Pumlumon : 2/2/2012
Despite living just on the ‘wrong’ (Shropshire) side of Offa’s Dyke, Powys always feels rather like ‘home’. We regularly visit or shop in Newtown, Welshpool, Llani and Hay, and many of my favourite hills are in Powys: The Black Mountains, Mynydd Du, and of course, Pumlumon (although the border with Ceredigion runs along the plateau).
I chanced upon Mike Parker’s “Real Powys” recently, and it’s one of the most entertaining books I’ve read for a long time. It’s billed as a ‘psychogeography’ of Powys – but don’t let that put you off: It’s sharply written, very funny and stuffed full of odd details and great anecdotes while underneath it all runs a huge dose of affection for his home county. If you live in or near Powys – or even just fly in occasionally to T3 at Llandegley International Airport, it’s a great read.

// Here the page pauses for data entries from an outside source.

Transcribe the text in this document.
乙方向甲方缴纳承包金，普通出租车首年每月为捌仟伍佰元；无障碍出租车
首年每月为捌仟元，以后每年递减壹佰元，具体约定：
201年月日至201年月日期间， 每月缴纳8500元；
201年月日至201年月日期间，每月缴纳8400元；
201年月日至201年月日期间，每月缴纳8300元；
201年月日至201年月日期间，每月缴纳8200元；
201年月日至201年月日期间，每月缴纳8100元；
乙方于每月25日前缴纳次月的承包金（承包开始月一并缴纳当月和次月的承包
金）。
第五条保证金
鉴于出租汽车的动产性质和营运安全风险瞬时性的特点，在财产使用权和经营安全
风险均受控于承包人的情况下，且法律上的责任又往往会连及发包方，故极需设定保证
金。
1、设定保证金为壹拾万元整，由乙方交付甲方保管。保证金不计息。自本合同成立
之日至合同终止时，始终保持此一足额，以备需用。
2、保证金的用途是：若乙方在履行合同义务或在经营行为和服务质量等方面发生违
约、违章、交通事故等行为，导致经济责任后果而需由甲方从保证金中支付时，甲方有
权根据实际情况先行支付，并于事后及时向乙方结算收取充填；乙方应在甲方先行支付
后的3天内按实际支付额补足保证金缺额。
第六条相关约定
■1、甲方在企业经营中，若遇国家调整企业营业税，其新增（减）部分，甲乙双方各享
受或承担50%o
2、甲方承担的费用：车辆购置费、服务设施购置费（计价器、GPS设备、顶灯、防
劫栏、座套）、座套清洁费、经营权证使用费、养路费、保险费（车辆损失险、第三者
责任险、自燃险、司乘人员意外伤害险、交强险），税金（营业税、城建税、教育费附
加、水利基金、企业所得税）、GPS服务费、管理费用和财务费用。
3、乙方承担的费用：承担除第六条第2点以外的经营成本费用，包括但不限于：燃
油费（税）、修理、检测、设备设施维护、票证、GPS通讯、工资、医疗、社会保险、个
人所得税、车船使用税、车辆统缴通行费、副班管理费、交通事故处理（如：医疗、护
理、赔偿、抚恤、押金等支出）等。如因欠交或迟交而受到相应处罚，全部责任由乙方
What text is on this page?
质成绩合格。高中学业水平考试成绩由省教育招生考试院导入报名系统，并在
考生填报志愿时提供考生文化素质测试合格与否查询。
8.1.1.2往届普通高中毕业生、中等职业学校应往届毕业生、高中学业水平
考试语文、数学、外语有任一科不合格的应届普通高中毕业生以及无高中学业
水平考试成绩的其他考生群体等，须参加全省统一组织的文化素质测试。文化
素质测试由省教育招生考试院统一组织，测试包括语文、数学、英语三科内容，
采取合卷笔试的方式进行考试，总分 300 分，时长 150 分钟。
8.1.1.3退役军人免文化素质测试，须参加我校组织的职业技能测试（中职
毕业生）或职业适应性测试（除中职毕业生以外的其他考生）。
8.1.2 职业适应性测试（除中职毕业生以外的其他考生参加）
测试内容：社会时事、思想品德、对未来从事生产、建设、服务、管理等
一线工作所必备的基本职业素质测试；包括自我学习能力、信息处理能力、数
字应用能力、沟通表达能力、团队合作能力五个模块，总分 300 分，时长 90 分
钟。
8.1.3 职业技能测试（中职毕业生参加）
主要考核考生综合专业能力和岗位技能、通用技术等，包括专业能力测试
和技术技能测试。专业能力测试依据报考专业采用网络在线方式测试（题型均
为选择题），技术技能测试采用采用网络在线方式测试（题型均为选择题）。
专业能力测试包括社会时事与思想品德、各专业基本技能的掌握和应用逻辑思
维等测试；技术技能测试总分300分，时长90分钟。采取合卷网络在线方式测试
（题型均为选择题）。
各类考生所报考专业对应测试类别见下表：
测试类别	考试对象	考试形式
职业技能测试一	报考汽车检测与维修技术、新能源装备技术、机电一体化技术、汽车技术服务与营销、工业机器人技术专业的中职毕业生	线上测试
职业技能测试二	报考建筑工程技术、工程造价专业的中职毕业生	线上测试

However, I suspect Pumlumon isn’t one of his favourite mountains. He describes it as:
Pumlumon … that great upland sponge that squats like a fat toad at the centre of Wales. At least the grey miasma oozing out of the slopes had successfully blotted out most of the two hundred wind turbines that now encircle it
Unlike him, I seem to be always drawn back here. When I can’t make my mind up where to go, the answer is always this: Pumlumon. While the convenience is a factor, the remoteness is the magnet that brings me back time and again. As I’ve mentioned before, there’s plenty of signs of man’s presence here, but hardly anything that feels ‘contemporary’. Even the Outdoor Centre at Maesnant looks as though nobody has stayed there for years. With the remains of unused sheepfolds and age-old cairns, it can feel like a dead landscape, just waiting to be explored .
And on a day like Thursday, when it’s cold, white, and the wind has filled the paths and footsteps of everyone else with blown powder snow, it’s just a great place to be.